2 Then David said, “I will show kindness to Hanun the son of Nahash, just as his father showed kindness to me.” So David sent some of his servants to console him concerning his father. But when David’s servants came to the land of the Ammonites,
3 the princes of the Ammonites said to Hanun their lord, “Do you think that David is honoring your father because he has sent consolers to you? Has David not sent his servants to you in order to search the city, to spy it out and overthrow it?” (2 Samuel 10:2-4)
My only reading language is English, and I am reading and researching the New American Standard Bible.
This was in my regular study today, and my study of I Samuel is recent enough that the reference to a "showing of kindness" to David confused me.
Searching for an act of kindness. I find no reference to Nahash (or any other Ammonite king) showing kindness to David.
Searching for Nahash, king of Ammonites.

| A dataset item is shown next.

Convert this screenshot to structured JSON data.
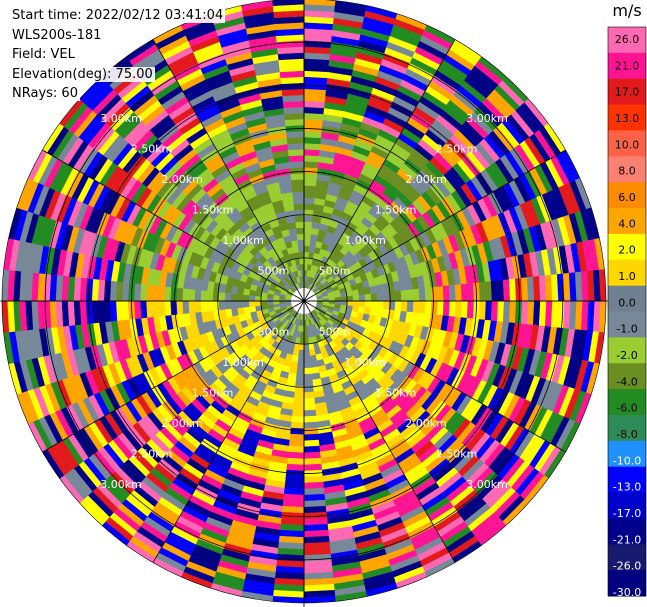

In I Samuel 11, it is Nahash's siege of Jabesh-Gilead that brings in Saul as a deliverer, and thus sets him on the throne, which ultimately leads to David ascending to the throne of the united kingdom forty years later. That might be stretched enough to call it a kindness, but I would have questions about the wisdom of an ethics professor who presented that theory of kindness to me in a classroom setting.
At any rate, that happened before David was born.
Is it possible that David is being ironic (or something else) when he sends the servants? Was he, in fact, sending them to spy out the land?